O Operador Nacional do Sistema Elétrico (ONS) atualizou o Cadastro de Informações Operacionais Hidráulicas da Bacia do Rio Jacuí (CD-OR.AS.JAC), documento que detalha os dados sobre reservatórios e restrições operativas hidráulicas na região. A revisão 29 do cadastro, em vigor desde 11 de agosto de 2026, introduz a Instrução de Operação de Reservatório (IOR) 8, que define a Vazão Máxima Vertida para a Usina Hidrelétrica (UHE) 14 de Julho, e reitera a IOR 5 para a UHE Jacuí, operada pela CEEE-G.
A IOR 8, que resultou em modificações nos subitens 4.8.2 e 4.10.2 do cadastro, impõe uma nova condicionante de vazão à UHE 14 de Julho. Já a IOR 5 exige que a CEEE-G opere a UHE Jacuí com o nível do reservatório próximo à cota de 279,39 metros, 0,50 metro abaixo do Nível Máximo Operativo, durante o Período de Controle de Cheias. Essas diretrizes visam garantir a segurança da barragem e aprimorar a coordenação hidráulica na bacia, impactando diretamente os operadores dos centros de operação do ONS e as áreas de operação dos agentes de geração.
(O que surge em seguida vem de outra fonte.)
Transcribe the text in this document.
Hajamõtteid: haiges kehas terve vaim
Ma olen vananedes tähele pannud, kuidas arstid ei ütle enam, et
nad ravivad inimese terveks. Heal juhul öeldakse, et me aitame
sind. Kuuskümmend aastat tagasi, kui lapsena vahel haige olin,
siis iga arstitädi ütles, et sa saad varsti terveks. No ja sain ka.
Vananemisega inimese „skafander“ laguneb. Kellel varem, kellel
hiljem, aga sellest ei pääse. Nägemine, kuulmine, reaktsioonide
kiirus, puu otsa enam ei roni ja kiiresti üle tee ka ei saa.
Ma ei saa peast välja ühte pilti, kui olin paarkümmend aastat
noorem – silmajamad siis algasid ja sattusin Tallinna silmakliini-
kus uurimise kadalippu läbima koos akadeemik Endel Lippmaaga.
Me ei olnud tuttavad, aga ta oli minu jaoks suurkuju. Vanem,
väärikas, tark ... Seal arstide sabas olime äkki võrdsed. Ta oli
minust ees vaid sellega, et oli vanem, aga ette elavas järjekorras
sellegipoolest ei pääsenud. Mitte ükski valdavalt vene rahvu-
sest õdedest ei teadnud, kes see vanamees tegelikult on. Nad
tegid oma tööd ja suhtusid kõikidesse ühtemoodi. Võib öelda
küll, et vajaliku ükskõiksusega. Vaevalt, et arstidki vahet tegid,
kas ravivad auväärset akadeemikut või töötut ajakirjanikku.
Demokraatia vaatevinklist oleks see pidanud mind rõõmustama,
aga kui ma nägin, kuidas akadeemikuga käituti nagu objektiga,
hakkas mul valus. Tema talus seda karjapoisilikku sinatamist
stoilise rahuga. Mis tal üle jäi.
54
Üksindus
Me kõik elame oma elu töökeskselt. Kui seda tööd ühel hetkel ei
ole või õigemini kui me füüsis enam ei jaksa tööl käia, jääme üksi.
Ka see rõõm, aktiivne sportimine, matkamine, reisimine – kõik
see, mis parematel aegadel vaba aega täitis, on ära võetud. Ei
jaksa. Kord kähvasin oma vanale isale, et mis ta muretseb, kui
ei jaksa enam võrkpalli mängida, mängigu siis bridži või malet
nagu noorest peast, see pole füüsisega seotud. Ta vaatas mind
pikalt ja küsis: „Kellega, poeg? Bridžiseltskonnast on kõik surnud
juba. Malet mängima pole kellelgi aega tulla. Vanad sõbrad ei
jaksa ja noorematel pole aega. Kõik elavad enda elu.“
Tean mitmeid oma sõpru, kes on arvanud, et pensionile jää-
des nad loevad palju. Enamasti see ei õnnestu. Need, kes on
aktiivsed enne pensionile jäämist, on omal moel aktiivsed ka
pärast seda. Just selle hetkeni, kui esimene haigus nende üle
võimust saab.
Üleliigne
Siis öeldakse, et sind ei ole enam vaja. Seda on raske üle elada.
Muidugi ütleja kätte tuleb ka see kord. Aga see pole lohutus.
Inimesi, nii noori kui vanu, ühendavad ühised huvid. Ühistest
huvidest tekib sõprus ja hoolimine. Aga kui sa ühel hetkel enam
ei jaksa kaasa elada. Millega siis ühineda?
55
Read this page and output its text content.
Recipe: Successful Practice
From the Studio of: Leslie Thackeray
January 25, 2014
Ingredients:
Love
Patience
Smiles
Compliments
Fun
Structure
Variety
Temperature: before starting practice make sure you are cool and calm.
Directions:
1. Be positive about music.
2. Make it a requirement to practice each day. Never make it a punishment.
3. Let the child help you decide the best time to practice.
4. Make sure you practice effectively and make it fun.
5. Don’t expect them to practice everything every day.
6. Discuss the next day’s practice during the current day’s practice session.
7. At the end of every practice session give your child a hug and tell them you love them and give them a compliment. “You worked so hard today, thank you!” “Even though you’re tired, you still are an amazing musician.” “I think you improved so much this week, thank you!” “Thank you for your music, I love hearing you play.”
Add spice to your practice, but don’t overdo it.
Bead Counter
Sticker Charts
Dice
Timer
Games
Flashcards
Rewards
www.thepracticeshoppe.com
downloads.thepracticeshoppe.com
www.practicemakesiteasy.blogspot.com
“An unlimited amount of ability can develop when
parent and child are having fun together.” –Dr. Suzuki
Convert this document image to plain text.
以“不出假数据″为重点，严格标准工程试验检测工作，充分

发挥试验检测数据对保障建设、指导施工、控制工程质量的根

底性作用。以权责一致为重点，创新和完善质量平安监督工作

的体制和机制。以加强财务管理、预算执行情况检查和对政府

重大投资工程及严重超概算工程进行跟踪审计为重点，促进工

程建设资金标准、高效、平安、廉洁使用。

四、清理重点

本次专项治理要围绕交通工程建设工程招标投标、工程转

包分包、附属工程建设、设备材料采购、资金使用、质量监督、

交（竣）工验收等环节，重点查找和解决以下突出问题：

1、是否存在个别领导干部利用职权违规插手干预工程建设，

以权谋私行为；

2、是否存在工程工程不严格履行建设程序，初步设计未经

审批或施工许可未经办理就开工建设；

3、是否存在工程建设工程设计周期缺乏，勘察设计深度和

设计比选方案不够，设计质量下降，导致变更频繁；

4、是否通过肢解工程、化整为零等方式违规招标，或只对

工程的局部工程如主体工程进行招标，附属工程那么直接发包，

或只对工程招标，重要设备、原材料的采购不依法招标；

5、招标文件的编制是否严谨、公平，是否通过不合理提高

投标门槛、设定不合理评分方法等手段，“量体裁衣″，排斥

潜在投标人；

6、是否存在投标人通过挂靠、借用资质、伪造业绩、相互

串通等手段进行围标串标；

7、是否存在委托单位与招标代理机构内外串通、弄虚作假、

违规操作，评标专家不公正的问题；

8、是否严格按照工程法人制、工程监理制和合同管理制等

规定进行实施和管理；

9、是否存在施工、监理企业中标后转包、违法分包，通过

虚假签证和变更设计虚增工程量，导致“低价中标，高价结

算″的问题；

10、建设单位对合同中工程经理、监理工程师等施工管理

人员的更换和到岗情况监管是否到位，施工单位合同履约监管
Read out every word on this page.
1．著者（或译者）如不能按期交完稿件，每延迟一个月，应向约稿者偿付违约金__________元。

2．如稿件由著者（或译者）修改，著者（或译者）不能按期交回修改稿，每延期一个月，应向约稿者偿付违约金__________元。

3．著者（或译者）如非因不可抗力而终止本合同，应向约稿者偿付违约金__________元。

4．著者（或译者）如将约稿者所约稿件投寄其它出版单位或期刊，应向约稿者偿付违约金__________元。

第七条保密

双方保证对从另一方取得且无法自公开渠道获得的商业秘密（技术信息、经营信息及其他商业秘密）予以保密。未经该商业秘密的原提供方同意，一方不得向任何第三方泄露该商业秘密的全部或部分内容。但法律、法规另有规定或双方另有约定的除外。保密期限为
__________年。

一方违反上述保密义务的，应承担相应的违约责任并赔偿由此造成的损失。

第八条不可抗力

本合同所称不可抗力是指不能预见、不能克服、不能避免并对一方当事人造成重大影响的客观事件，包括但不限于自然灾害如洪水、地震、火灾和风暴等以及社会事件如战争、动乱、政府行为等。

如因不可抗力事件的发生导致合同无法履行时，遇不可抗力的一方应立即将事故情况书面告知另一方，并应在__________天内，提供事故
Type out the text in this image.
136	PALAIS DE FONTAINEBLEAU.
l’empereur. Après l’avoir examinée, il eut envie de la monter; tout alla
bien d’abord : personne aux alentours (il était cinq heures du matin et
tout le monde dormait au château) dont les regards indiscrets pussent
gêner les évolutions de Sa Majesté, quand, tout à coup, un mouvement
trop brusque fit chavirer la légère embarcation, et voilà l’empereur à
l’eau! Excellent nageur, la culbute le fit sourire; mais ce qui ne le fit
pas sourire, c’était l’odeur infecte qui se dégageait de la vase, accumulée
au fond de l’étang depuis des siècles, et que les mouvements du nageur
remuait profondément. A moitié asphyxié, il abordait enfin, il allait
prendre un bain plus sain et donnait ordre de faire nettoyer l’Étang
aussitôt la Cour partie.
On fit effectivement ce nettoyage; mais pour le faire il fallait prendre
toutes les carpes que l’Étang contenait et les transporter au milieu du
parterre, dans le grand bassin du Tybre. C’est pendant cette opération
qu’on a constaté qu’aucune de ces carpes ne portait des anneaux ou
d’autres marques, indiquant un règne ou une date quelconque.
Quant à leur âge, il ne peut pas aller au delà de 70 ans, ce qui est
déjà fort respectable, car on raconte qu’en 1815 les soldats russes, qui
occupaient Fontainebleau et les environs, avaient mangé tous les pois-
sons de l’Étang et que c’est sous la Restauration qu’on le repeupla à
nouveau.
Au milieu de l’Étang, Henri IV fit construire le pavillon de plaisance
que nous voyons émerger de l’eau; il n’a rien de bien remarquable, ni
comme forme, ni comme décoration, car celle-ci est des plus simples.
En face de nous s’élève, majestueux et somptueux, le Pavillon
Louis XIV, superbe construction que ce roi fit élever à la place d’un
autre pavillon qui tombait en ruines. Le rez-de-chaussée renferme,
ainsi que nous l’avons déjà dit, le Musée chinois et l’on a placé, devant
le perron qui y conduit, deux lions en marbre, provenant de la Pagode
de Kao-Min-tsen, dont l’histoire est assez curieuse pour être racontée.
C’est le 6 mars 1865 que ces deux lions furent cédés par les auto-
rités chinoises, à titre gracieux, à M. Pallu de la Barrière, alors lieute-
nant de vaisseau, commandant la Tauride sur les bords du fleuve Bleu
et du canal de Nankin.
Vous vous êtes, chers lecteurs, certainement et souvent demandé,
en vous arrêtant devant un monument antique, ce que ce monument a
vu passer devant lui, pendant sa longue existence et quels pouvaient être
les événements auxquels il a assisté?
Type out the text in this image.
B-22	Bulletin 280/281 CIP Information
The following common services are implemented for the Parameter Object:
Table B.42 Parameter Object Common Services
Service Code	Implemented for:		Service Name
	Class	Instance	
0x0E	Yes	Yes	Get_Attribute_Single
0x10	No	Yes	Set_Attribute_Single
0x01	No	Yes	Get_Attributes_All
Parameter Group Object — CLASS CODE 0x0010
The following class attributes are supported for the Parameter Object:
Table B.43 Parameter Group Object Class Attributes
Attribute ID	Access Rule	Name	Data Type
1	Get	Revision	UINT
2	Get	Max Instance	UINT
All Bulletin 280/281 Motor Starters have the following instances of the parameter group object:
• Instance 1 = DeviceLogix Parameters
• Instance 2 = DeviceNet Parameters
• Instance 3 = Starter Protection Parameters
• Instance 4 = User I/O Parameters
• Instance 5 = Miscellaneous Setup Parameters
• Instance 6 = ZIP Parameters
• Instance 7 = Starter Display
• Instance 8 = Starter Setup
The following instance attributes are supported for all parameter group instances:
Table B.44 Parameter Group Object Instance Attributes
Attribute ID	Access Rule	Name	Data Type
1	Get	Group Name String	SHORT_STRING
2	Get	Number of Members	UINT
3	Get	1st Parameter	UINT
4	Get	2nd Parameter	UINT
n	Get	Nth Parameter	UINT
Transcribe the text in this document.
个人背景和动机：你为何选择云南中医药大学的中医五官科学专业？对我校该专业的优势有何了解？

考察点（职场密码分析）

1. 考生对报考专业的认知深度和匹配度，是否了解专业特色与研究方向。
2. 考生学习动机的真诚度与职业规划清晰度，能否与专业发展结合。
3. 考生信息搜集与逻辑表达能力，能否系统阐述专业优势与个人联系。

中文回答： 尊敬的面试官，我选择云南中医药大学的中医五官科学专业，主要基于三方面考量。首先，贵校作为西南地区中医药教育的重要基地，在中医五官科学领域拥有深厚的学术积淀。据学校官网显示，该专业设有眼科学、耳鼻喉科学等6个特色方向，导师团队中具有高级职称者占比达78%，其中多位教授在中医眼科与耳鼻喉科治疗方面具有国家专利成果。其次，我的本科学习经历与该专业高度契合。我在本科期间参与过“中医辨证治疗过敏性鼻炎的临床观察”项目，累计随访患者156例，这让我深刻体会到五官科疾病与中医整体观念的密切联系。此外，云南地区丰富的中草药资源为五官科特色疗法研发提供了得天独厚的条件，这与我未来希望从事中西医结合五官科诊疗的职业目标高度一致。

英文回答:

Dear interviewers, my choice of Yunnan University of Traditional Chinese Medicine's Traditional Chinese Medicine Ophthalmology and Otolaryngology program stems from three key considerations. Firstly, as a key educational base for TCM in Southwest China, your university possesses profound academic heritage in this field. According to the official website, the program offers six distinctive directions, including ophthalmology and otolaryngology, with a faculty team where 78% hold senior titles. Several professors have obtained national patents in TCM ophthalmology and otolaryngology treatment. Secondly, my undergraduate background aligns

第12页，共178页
Parte integrante do Manual de Procedimentos da Operação (MPO) do ONS, a atualização reflete o processo contínuo de adaptação das regras operacionais às condições atuais dos aproveitamentos hidrelétricos, em conformidade com a Resolução Normativa ANEEL nº 1.104/2024. O documento, de natureza técnico-operacional, não quantifica impactos diretos em MWh ou no Preço de Liquidação das Diferenças (PLD). Contudo, as novas condicionantes podem influenciar a flexibilidade de despacho das usinas e, indiretamente, a disponibilidade de energia hidráulica no submercado Sul, com potenciais efeitos nos custos marginais de operação.
As novas e reiteradas condicionantes operacionais podem limitar a capacidade de geração ou forçar a gestão de reservatórios em cotas específicas, alterando a disponibilidade de energia hidráulica. Agentes de geração com ativos na Bacia do Rio Jacuí, como a CEEE-G e o operador da UHE 14 de Julho, tendem a perder flexibilidade operacional. Por outro lado, o Sistema Interligado Nacional (SIN) e os consumidores ganham em segurança operacional e na mitigação de riscos de cheias, o que é um benefício sistêmico, embora possa implicar em custos de energia marginalmente mais altos em certas condições.